Prosomeric interpretation of the course of the fornix and peduncular tracts within the updated model. These two tracts are exclusively associated to the peduncular hypothalamus (PHy). The fimbrial fibers originate within the hippocampal complex, represented within the caudomedial pallium, next to the choroidal roof. They first course strictly longitudinally along the roof plate (septal commissural plate), but change course when they reach the hp1/hp2 boundary. Here they turn ventralwards entering a dorsoventral trans-hypothalamic route (via the rostral part of PHy) all the way into their final decussation within the retromamillary floor plate. Shortly before that, the fibers that innervate the mamillary body separate at right angles, and enter rostrally the basal hp2. The telencephalic peduncle (gray-colored) is first transverse while it courses dorsoventrally through the caudal part of the peduncular hypothalamus (next to the hypothalamo-diencephalic border); once it reaches the basal plate it bends backwards (knee around the subthalamic nucleus) and enters its descending longitudinal course through the diencephalic, midbrain and brainstem tegmentum.
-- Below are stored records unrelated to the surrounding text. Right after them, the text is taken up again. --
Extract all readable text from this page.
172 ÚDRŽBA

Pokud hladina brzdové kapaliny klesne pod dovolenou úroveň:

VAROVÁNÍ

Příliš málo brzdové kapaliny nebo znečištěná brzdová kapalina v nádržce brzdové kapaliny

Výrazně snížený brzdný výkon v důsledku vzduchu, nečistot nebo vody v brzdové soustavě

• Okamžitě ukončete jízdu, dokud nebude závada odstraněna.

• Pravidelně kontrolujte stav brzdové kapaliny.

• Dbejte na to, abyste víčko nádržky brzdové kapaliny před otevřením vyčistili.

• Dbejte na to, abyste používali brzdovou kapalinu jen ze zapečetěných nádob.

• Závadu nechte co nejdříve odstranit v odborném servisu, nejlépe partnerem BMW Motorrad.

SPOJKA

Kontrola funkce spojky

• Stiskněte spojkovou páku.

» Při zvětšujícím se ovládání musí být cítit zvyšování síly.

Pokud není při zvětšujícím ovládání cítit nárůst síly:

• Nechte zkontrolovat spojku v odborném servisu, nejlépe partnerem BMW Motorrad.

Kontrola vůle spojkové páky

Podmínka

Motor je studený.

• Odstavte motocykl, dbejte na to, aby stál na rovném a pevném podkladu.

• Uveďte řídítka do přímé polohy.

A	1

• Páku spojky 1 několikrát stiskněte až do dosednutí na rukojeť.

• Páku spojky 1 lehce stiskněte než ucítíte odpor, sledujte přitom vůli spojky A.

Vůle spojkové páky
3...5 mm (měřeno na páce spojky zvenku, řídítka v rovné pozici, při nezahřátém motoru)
The upper root of the peduncle that carries thalamo-cortical and cortico-thalamic fibers through the alar prethalamus (reticular nucleus) is represented as well.

Figure 13

Frontal schematic representation of the structures presently ascribed to the acroterminal domain (ATD); the latter is delimited right and left by a thick black line. The alar-basal boundary is marked in red. The ATD starts at the preoptic roof, encompassing the anterior commissure bed and the median preoptic nucleus (MnPO); further down there is the terminal lamina, and probably also some other neighboring preoptic derivatives, ending with the organum vasculosum laminae terminalis (OVLT), a circumventricular specialization. The alar hypothalamic part of the ATD also includes the optic elements (eyes, stalks and chiasm) plus the postoptic decussations, and the suprachiasmatic nuclei (SCH) bilaterally. The basal ATD region includes the precociously differentiating median anterobasal area (ABasM), the median eminence, infundibulum, neurohypophysis (NH) and arcuate nuclei, plus the median tuberomamillary area (TM), finishing with the median mamillary area (MnM).

Figure 14

Schema illustrating the apparent sources of patterning diffusible morphogens that may have effects on the hypothalamus. The anterior neural ridge (ANR; yellow), which releases FGF8 is in fact a part of the roof plate (dorsalizing influence), rather than a source of AP effects; in contrast, the retromamillary and mamillary floor plate (dark blue associated to RM and M) releases SHH (ventralizing influence; note Shh secondarily also is expressed throughout the basal plate, and is later downregulated at the Tu area). We can speak of the acroterminal midline as a source of AP patterning effects. Recent observations (Ferran et al., 2015) show Fgf18 expression within the postulated alar acroterminal organizer (fuchsia-labeled) and Fgf8 and Fgf10 expression within the postulated basal acroterminal organizer (green-labeled). There also are bilateral spots of Fgf8 expression at the optic stalks (not shown).